Erythrocyte parameters

Erythrocytes (RBC) Overview

Erythrocytes, commonly known as Red Blood Cells (RBCs), are the most numerous type of blood cell. Their primary function is to transport oxygen from the lungs to the body's tissues and to facilitate the transport of carbon dioxide from the tissues back to the lungs. This vital function is carried out by hemoglobin, an iron-containing protein within the RBCs that binds to oxygen.

RBCs are produced in the bone marrow through a process called erythropoiesis and have a lifespan of approximately 120 days in circulation before being removed by the spleen and liver. They are unique among mammalian cells in that mature RBCs lack a nucleus and most organelles, maximizing space for hemoglobin. Their characteristic biconcave disc shape provides a large surface area for gas exchange and allows them to deform easily to pass through narrow capillaries.

RBCs in the Complete Blood Count (CBC)

Evaluation of red blood cells is a fundamental part of the Complete Blood Count (CBC), a common laboratory blood test. The CBC provides quantitative and qualitative information about RBCs, including:

• Red Blood Cell Count (RBC Count)
• Hemoglobin (HGB) concentration
• Hematocrit (HCT)
• Red Blood Cell Indices (MCV, MCH, MCHC, RDW)

These measurements help diagnose and classify various conditions, most notably anemia (low RBC count or hemoglobin) and polycythemia (high RBC count).

Red Blood Cell Count

This measures the number of red blood cells per unit volume of blood, typically expressed as cells x 10¹² per liter (x 10¹²/L) or cells x 10⁶ per microliter (x 10⁶/µL).

Erythrocytosis / Polycythemia (High RBC Count)

An increased number of red blood cells (generally >6.0 x 10¹²/L in men, >5.0-5.5 x 10¹²/L in women, though ranges vary) is termed erythrocytosis or polycythemia. It can be:

• Absolute Polycythemia: An actual increase in the total red cell mass due to increased production (erythropoiesis) in the bone marrow.
  • Primary Polycythemia: Uncontrolled RBC production independent of erythropoietin (EPO), most commonly Polycythemia Vera (a myeloproliferative neoplasm).
  • Secondary Polycythemia: Increased RBC production driven by elevated levels of erythropoietin (EPO). This can be:
    • Appropriate (Hypoxia-driven): Response to chronic low oxygen levels (e.g., high altitude, chronic lung disease, cyanotic congenital heart disease, smoking, sleep apnea like Pickwickian syndrome).
    • Inappropriate: EPO production by tumors (e.g., renal cell carcinoma, hepatocellular carcinoma, cerebellar hemangioblastoma) or due to kidney conditions (e.g., hydronephrosis, polycystic kidney disease, renal artery stenosis). Also associated with excess androgens or corticosteroids (e.g., Cushing's syndrome, pheochromocytoma, hyperaldosteronism, androgen therapy).
• Relative Polycythemia: An apparent increase in RBC count due to a decrease in plasma volume (hemoconcentration), without an actual increase in red cell mass. Causes include dehydration (from sweating, vomiting, diarrhea, diuretic use), severe burns, stress polycythemia, and alcoholism.
• Physiological Polycythemia of the Newborn: A temporary increase seen shortly after birth, partly due to placental transfusion and lower oxygen levels in utero.

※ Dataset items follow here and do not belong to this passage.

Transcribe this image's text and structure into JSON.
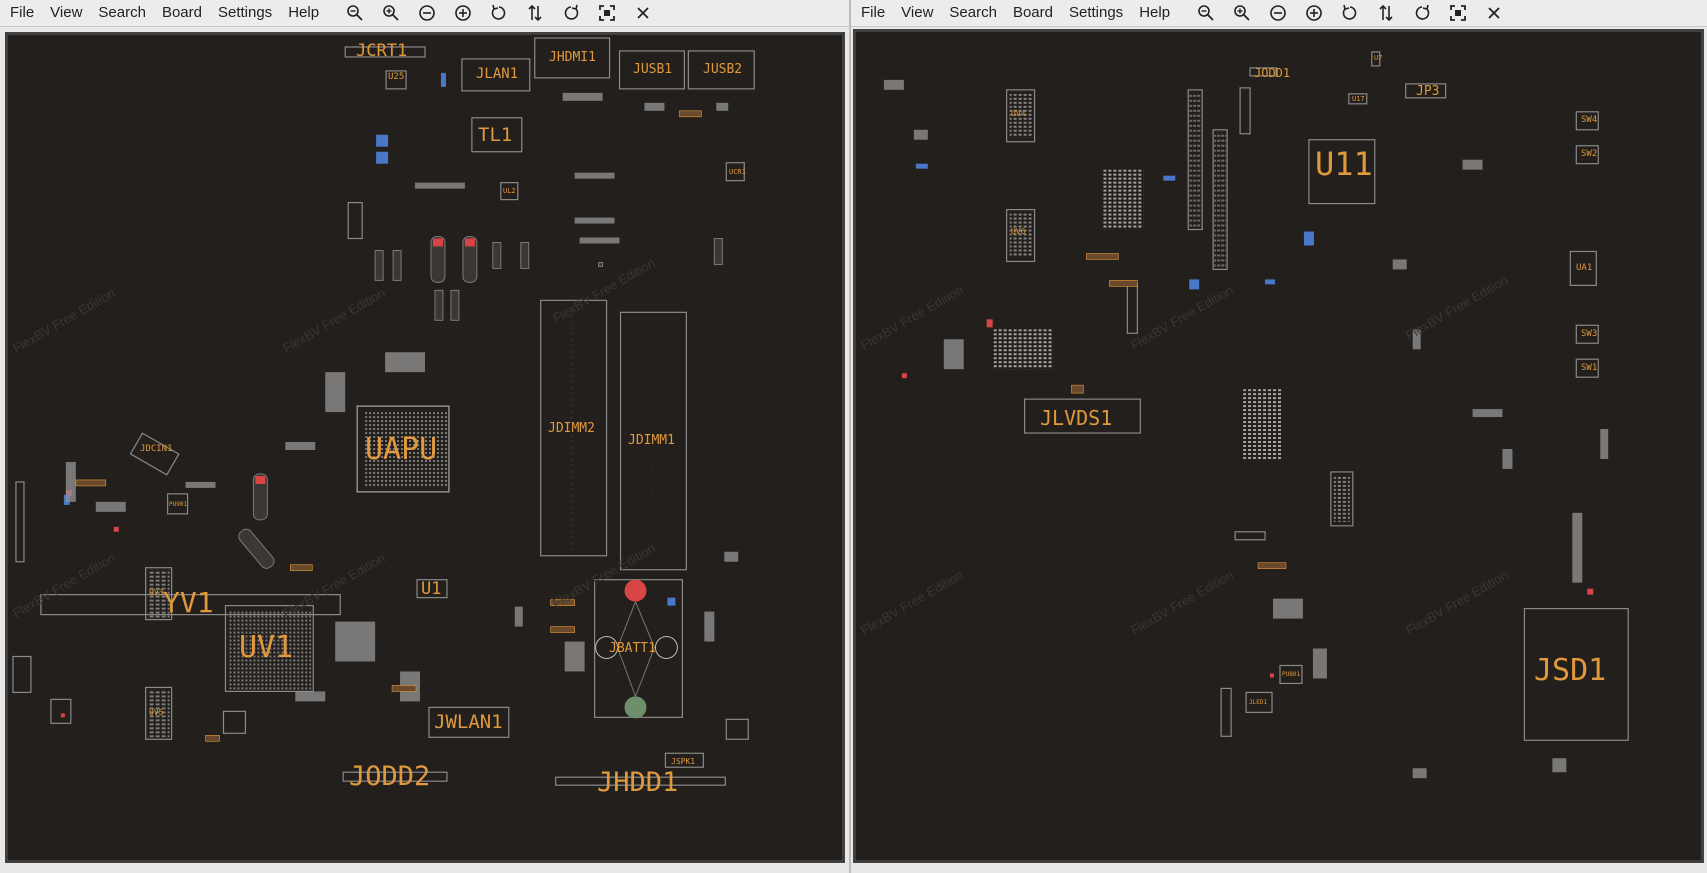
{
  "menus": [
    "File",
    "View",
    "Search",
    "Board",
    "Settings",
    "Help"
  ],
  "toolbar": [
    "zoom-out-icon",
    "zoom-in-icon",
    "zoom-minus-circle-icon",
    "zoom-plus-circle-icon",
    "rotate-left-icon",
    "flip-icon",
    "rotate-right-icon",
    "fit-screen-icon",
    "close-icon"
  ],
  "watermark": "FlexBV Free Edition",
  "left_labels": {
    "jcrt1": "JCRT1",
    "u25": "U25",
    "jlan1": "JLAN1",
    "jhdmi1": "JHDMI1",
    "jusb1": "JUSB1",
    "jusb2": "JUSB2",
    "tl1": "TL1",
    "ul2": "UL2",
    "ucr1": "UCR1",
    "uapu": "UAPU",
    "jdimm2": "JDIMM2",
    "jdimm1": "JDIMM1",
    "jdcin1": "JDCIN1",
    "pu901": "PU901",
    "yv1": "YV1",
    "uv1": "UV1",
    "u1": "U1",
    "jbatt1": "JBATT1",
    "jwlan1": "JWLAN1",
    "jodd2": "JODD2",
    "jhdd1": "JHDD1",
    "jspk1": "JSPK1",
    "uv3": "UV3",
    "uv5": "UV5"
  },
  "right_labels": {
    "jodd1": "JODD1",
    "u7": "U7",
    "u17": "U17",
    "jp3": "JP3",
    "uv4": "UV4",
    "uv6": "UV6",
    "u11": "U11",
    "sw4": "SW4",
    "sw2": "SW2",
    "ua1": "UA1",
    "sw3": "SW3",
    "sw1": "SW1",
    "jlvds1": "JLVDS1",
    "jsd1": "JSD1",
    "pu801": "PU801",
    "jled1": "JLED1"
  },
  "colors": {
    "board": "#231f1c",
    "label": "#e0993c",
    "outline": "#8a8a8a",
    "pad": "#bfbfbf",
    "pin_red": "#d94545",
    "pin_blue": "#4a78c8",
    "pin_green": "#6e8f6a"
  }
}
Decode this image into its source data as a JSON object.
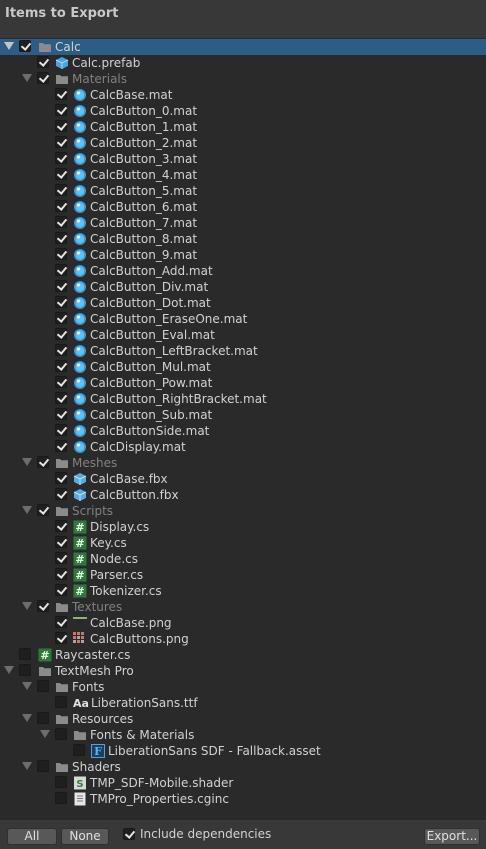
{
  "window": {
    "title": "Items to Export"
  },
  "tree": [
    {
      "label": "Calc",
      "kind": "folder-root",
      "depth": 0,
      "checked": true,
      "selected": true,
      "arrow": true,
      "icon": "folder-icon"
    },
    {
      "label": "Calc.prefab",
      "kind": "file",
      "depth": 1,
      "checked": true,
      "arrow": false,
      "icon": "prefab-icon"
    },
    {
      "label": "Materials",
      "kind": "folder",
      "depth": 1,
      "checked": true,
      "arrow": true,
      "icon": "folder-icon"
    },
    {
      "label": "CalcBase.mat",
      "kind": "file",
      "depth": 2,
      "checked": true,
      "arrow": false,
      "icon": "material-icon"
    },
    {
      "label": "CalcButton_0.mat",
      "kind": "file",
      "depth": 2,
      "checked": true,
      "arrow": false,
      "icon": "material-icon"
    },
    {
      "label": "CalcButton_1.mat",
      "kind": "file",
      "depth": 2,
      "checked": true,
      "arrow": false,
      "icon": "material-icon"
    },
    {
      "label": "CalcButton_2.mat",
      "kind": "file",
      "depth": 2,
      "checked": true,
      "arrow": false,
      "icon": "material-icon"
    },
    {
      "label": "CalcButton_3.mat",
      "kind": "file",
      "depth": 2,
      "checked": true,
      "arrow": false,
      "icon": "material-icon"
    },
    {
      "label": "CalcButton_4.mat",
      "kind": "file",
      "depth": 2,
      "checked": true,
      "arrow": false,
      "icon": "material-icon"
    },
    {
      "label": "CalcButton_5.mat",
      "kind": "file",
      "depth": 2,
      "checked": true,
      "arrow": false,
      "icon": "material-icon"
    },
    {
      "label": "CalcButton_6.mat",
      "kind": "file",
      "depth": 2,
      "checked": true,
      "arrow": false,
      "icon": "material-icon"
    },
    {
      "label": "CalcButton_7.mat",
      "kind": "file",
      "depth": 2,
      "checked": true,
      "arrow": false,
      "icon": "material-icon"
    },
    {
      "label": "CalcButton_8.mat",
      "kind": "file",
      "depth": 2,
      "checked": true,
      "arrow": false,
      "icon": "material-icon"
    },
    {
      "label": "CalcButton_9.mat",
      "kind": "file",
      "depth": 2,
      "checked": true,
      "arrow": false,
      "icon": "material-icon"
    },
    {
      "label": "CalcButton_Add.mat",
      "kind": "file",
      "depth": 2,
      "checked": true,
      "arrow": false,
      "icon": "material-icon"
    },
    {
      "label": "CalcButton_Div.mat",
      "kind": "file",
      "depth": 2,
      "checked": true,
      "arrow": false,
      "icon": "material-icon"
    },
    {
      "label": "CalcButton_Dot.mat",
      "kind": "file",
      "depth": 2,
      "checked": true,
      "arrow": false,
      "icon": "material-icon"
    },
    {
      "label": "CalcButton_EraseOne.mat",
      "kind": "file",
      "depth": 2,
      "checked": true,
      "arrow": false,
      "icon": "material-icon"
    },
    {
      "label": "CalcButton_Eval.mat",
      "kind": "file",
      "depth": 2,
      "checked": true,
      "arrow": false,
      "icon": "material-icon"
    },
    {
      "label": "CalcButton_LeftBracket.mat",
      "kind": "file",
      "depth": 2,
      "checked": true,
      "arrow": false,
      "icon": "material-icon"
    },
    {
      "label": "CalcButton_Mul.mat",
      "kind": "file",
      "depth": 2,
      "checked": true,
      "arrow": false,
      "icon": "material-icon"
    },
    {
      "label": "CalcButton_Pow.mat",
      "kind": "file",
      "depth": 2,
      "checked": true,
      "arrow": false,
      "icon": "material-icon"
    },
    {
      "label": "CalcButton_RightBracket.mat",
      "kind": "file",
      "depth": 2,
      "checked": true,
      "arrow": false,
      "icon": "material-icon"
    },
    {
      "label": "CalcButton_Sub.mat",
      "kind": "file",
      "depth": 2,
      "checked": true,
      "arrow": false,
      "icon": "material-icon"
    },
    {
      "label": "CalcButtonSide.mat",
      "kind": "file",
      "depth": 2,
      "checked": true,
      "arrow": false,
      "icon": "material-icon"
    },
    {
      "label": "CalcDisplay.mat",
      "kind": "file",
      "depth": 2,
      "checked": true,
      "arrow": false,
      "icon": "material-icon"
    },
    {
      "label": "Meshes",
      "kind": "folder",
      "depth": 1,
      "checked": true,
      "arrow": true,
      "icon": "folder-icon"
    },
    {
      "label": "CalcBase.fbx",
      "kind": "file",
      "depth": 2,
      "checked": true,
      "arrow": false,
      "icon": "mesh-icon"
    },
    {
      "label": "CalcButton.fbx",
      "kind": "file",
      "depth": 2,
      "checked": true,
      "arrow": false,
      "icon": "mesh-icon"
    },
    {
      "label": "Scripts",
      "kind": "folder",
      "depth": 1,
      "checked": true,
      "arrow": true,
      "icon": "folder-icon"
    },
    {
      "label": "Display.cs",
      "kind": "file",
      "depth": 2,
      "checked": true,
      "arrow": false,
      "icon": "script-icon"
    },
    {
      "label": "Key.cs",
      "kind": "file",
      "depth": 2,
      "checked": true,
      "arrow": false,
      "icon": "script-icon"
    },
    {
      "label": "Node.cs",
      "kind": "file",
      "depth": 2,
      "checked": true,
      "arrow": false,
      "icon": "script-icon"
    },
    {
      "label": "Parser.cs",
      "kind": "file",
      "depth": 2,
      "checked": true,
      "arrow": false,
      "icon": "script-icon"
    },
    {
      "label": "Tokenizer.cs",
      "kind": "file",
      "depth": 2,
      "checked": true,
      "arrow": false,
      "icon": "script-icon"
    },
    {
      "label": "Textures",
      "kind": "folder",
      "depth": 1,
      "checked": true,
      "arrow": true,
      "icon": "folder-icon"
    },
    {
      "label": "CalcBase.png",
      "kind": "file",
      "depth": 2,
      "checked": true,
      "arrow": false,
      "icon": "texture-flat-icon"
    },
    {
      "label": "CalcButtons.png",
      "kind": "file",
      "depth": 2,
      "checked": true,
      "arrow": false,
      "icon": "texture-grid-icon"
    },
    {
      "label": "Raycaster.cs",
      "kind": "file",
      "depth": 0,
      "checked": false,
      "arrow": false,
      "icon": "script-icon"
    },
    {
      "label": "TextMesh Pro",
      "kind": "folder",
      "depth": 0,
      "checked": false,
      "arrow": true,
      "icon": "folder-icon"
    },
    {
      "label": "Fonts",
      "kind": "folder",
      "depth": 1,
      "checked": false,
      "arrow": true,
      "icon": "folder-icon"
    },
    {
      "label": "LiberationSans.ttf",
      "kind": "file",
      "depth": 2,
      "checked": false,
      "arrow": false,
      "icon": "font-icon"
    },
    {
      "label": "Resources",
      "kind": "folder",
      "depth": 1,
      "checked": false,
      "arrow": true,
      "icon": "folder-icon"
    },
    {
      "label": "Fonts & Materials",
      "kind": "folder",
      "depth": 2,
      "checked": false,
      "arrow": true,
      "icon": "folder-icon"
    },
    {
      "label": "LiberationSans SDF - Fallback.asset",
      "kind": "file",
      "depth": 3,
      "checked": false,
      "arrow": false,
      "icon": "font-asset-icon"
    },
    {
      "label": "Shaders",
      "kind": "folder",
      "depth": 1,
      "checked": false,
      "arrow": true,
      "icon": "folder-icon"
    },
    {
      "label": "TMP_SDF-Mobile.shader",
      "kind": "file",
      "depth": 2,
      "checked": false,
      "arrow": false,
      "icon": "shader-icon"
    },
    {
      "label": "TMPro_Properties.cginc",
      "kind": "file",
      "depth": 2,
      "checked": false,
      "arrow": false,
      "icon": "text-file-icon"
    }
  ],
  "footer": {
    "all_label": "All",
    "none_label": "None",
    "include_dependencies_label": "Include dependencies",
    "include_dependencies_checked": true,
    "export_label": "Export..."
  },
  "colors": {
    "selection": "#2c5d87",
    "tree_background": "#2a2a2a",
    "window_background": "#383838"
  }
}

Causes of Erythrocytosis (Polycythemia)

Category	Type	Examples
Absolute Polycythemia (Increased RBC Production)	Primary	Polycythemia Vera (Erythremia)
	Secondary (Symptomatic)	Hypoxia-driven (Appropriate EPO ↑): Chronic lung disease, congenital heart defects (cyanotic), high altitude, heavy smoking, sleep apnea (Pickwickian syndrome), abnormal hemoglobins.
		EPO-producing conditions (Inappropriate EPO ↑): Renal cell cancer, hydronephrosis, polycystic kidney disease, renal artery stenosis, hepatocellular carcinoma, cerebellar hemangioblastoma, uterine fibroids. Hormone-related: Cushing's syndrome, pheochromocytoma, hyperaldosteronism, androgen excess/therapy.
Relative Polycythemia (Decreased Plasma Volume / Hemoconcentration)		Dehydration (vomiting, diarrhea, sweating, diuretics), severe burns, stress polycythemia, alcoholism.
Mixed Polycythemia		Physiological polycythemia of the newborn.

Erythropenia / Anemia (Low RBC Count)

A reduced number of red blood cells (generally <4.0 x 10¹²/L in men, <3.7 x 10¹²/L in women) is termed erythropenia and is a primary indicator of anemia. Anemia is more formally defined by low hemoglobin or hematocrit.

Less commonly, a low RBC count can result from an increased plasma volume (hemodilution) without a true decrease in red cell mass, such as during pregnancy, excessive IV fluid administration (hyperhydration), or conditions causing high levels of plasma proteins like albumin (though hyperproteinemia itself often causes relative polycythemia).

Hemoglobin (HGB)

Hemoglobin (HGB) measures the concentration of the oxygen-carrying protein within the red blood cells, expressed typically in grams per deciliter (g/dL) or grams per liter (g/L).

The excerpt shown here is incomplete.